Мы сидим за столом, и на клеенчатой скатерке – полевые цветки, а на них чашки глубокие, деревенские, с капустой квашеной, с тугими солеными помидорами, с картошкой уральской особого, сытного вкуса, с розовым – посередине пласта – салом, с белотелыми, вальяжными грибами. Почему, откуда такое простодушие, нежность, доброта, искренняя радость незнакомому, ни разу не виданному ими человеку? Неужели одной распахнутости сердца довольно? Урал, Урал, затерянный мир!

– А Валентин тоже на гармошке здорово играл, сначала на двухрядке, а потом ему хромку купили.
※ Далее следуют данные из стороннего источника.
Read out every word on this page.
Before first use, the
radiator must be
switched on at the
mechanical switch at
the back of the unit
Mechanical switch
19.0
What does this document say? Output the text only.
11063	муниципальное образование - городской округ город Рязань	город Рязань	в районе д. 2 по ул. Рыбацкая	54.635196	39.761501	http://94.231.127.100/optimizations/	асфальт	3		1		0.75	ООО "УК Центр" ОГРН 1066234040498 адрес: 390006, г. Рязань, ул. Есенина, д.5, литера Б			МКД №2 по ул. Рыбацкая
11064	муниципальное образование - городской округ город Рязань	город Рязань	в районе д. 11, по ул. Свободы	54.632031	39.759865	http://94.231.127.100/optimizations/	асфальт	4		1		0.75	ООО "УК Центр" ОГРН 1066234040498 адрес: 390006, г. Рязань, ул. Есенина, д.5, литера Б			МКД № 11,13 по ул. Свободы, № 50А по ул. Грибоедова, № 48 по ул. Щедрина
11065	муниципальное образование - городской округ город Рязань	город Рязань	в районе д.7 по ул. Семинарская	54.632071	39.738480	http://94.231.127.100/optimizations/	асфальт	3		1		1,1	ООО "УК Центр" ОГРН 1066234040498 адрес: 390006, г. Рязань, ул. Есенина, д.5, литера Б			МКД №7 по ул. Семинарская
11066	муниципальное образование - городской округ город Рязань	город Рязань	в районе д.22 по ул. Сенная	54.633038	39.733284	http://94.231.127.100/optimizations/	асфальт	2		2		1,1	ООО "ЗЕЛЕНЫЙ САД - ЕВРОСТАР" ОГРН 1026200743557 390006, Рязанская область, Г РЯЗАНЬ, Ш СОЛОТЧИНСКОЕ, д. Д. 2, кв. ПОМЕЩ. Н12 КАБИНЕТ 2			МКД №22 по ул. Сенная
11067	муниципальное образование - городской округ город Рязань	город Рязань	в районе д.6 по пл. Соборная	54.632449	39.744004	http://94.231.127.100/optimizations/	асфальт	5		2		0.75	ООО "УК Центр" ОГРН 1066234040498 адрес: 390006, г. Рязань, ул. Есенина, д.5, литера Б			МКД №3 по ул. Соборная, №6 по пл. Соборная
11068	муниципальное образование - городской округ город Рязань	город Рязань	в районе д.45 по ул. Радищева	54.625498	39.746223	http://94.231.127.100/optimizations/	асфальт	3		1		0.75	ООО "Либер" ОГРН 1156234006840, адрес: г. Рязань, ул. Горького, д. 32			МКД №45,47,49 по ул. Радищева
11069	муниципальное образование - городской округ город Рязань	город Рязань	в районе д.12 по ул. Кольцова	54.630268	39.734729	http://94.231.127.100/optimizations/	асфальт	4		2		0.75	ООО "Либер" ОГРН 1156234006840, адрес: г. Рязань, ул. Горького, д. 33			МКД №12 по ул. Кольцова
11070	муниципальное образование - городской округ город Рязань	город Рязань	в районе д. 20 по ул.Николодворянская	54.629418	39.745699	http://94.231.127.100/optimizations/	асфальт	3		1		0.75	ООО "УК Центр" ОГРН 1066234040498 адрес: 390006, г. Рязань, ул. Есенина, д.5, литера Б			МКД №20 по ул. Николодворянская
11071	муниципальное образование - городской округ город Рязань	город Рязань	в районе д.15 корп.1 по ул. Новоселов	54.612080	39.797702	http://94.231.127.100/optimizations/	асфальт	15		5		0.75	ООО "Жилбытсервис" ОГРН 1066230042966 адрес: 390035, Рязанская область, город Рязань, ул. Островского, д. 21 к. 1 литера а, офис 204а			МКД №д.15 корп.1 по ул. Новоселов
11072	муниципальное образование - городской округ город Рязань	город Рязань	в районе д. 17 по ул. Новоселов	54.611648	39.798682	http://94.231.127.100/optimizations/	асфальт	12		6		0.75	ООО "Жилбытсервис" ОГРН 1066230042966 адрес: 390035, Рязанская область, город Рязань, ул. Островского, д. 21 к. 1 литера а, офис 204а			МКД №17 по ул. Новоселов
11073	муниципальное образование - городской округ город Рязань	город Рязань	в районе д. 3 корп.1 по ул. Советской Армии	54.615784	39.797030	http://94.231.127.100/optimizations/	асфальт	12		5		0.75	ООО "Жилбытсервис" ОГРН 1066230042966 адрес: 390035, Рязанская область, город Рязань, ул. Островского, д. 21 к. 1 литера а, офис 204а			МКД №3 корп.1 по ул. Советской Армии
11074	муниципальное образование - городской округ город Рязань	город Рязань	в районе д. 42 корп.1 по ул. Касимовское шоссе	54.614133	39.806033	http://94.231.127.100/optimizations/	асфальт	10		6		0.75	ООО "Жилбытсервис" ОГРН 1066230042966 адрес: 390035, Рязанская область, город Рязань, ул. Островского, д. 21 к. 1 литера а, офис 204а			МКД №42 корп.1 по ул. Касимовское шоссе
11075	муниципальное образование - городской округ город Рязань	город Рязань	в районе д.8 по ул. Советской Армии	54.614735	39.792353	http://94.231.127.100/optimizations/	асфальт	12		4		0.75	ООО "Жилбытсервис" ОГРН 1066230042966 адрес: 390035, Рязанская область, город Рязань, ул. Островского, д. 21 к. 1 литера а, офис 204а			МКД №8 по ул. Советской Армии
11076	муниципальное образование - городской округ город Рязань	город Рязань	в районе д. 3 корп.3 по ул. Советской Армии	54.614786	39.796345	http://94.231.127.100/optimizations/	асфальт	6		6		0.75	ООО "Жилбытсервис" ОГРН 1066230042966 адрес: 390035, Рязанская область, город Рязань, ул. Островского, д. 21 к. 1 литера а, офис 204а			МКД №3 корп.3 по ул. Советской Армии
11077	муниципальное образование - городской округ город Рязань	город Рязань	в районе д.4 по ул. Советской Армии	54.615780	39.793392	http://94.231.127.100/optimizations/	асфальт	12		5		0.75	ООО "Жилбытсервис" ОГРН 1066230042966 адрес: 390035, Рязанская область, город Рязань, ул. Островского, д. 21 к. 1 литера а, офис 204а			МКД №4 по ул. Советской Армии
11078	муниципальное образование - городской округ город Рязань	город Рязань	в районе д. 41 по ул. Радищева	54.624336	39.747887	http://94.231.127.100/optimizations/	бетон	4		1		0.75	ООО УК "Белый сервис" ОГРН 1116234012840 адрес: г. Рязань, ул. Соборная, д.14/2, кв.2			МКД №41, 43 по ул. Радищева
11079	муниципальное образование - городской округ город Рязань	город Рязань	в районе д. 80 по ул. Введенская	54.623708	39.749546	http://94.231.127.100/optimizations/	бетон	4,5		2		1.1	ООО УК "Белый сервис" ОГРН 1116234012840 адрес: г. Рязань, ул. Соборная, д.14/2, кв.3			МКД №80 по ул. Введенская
А девчата за ним бегали… Он сразу какой-то был… Ну, не умею объяснить!

– Красивый, что ли? – прихожу я на выручку.

– Че хороший, то хороший, – охотно соглашается Маруся.

С веранды несут «альбом» – заведенные в рамку под стекло фотокарточки. «Смотри!» – гордится братом Маруся. Я ахаю – Ромео! Юношеская, возвышенная, совершенная чистота линий, неотразимая, роковая красота! Молодой бог любви.

– Сюда гляди, – призывает меня Маруся, – тыча пальцем в желтую, расплывшуюся во времени фотографию, на которой застыли разноростые мальчишки, одетые по-зимнему. – Вот из всех только два в люди вышли, остальные пропали. Наш Валентин, да Колька, по-уличному «Шакал». Прокурором в Оренбурге работает.

– А вашего брата как на улице звали?

– У нас в деревне кто жил, все хотели дождаться, посмотреть, кем он станет. Дедушка так и говорил папе: «Береги его, это великий человек будет!» Валентин сразу, с детства, от всех отличался. А на улице его звали – «Вышибала»; думали: вот выбьется, так выбьется… А ещё – «Валет», бык Валет у нас был, мощный. На велосипеде, на лыжах и на коне Валентин всегда был первым – никто не мог его догнать. А ещё он лучше всех играл на гармошке… И сейчас, если Валентин в Зилаир приезжает, и старый и малый бегут его смотреть. Нашу семью все в деревне уважали. А его-то тем более… А вот скажи, – обращается ко мне Маруся, – как в Москве к нему относются? Ты не видала, не знаешь?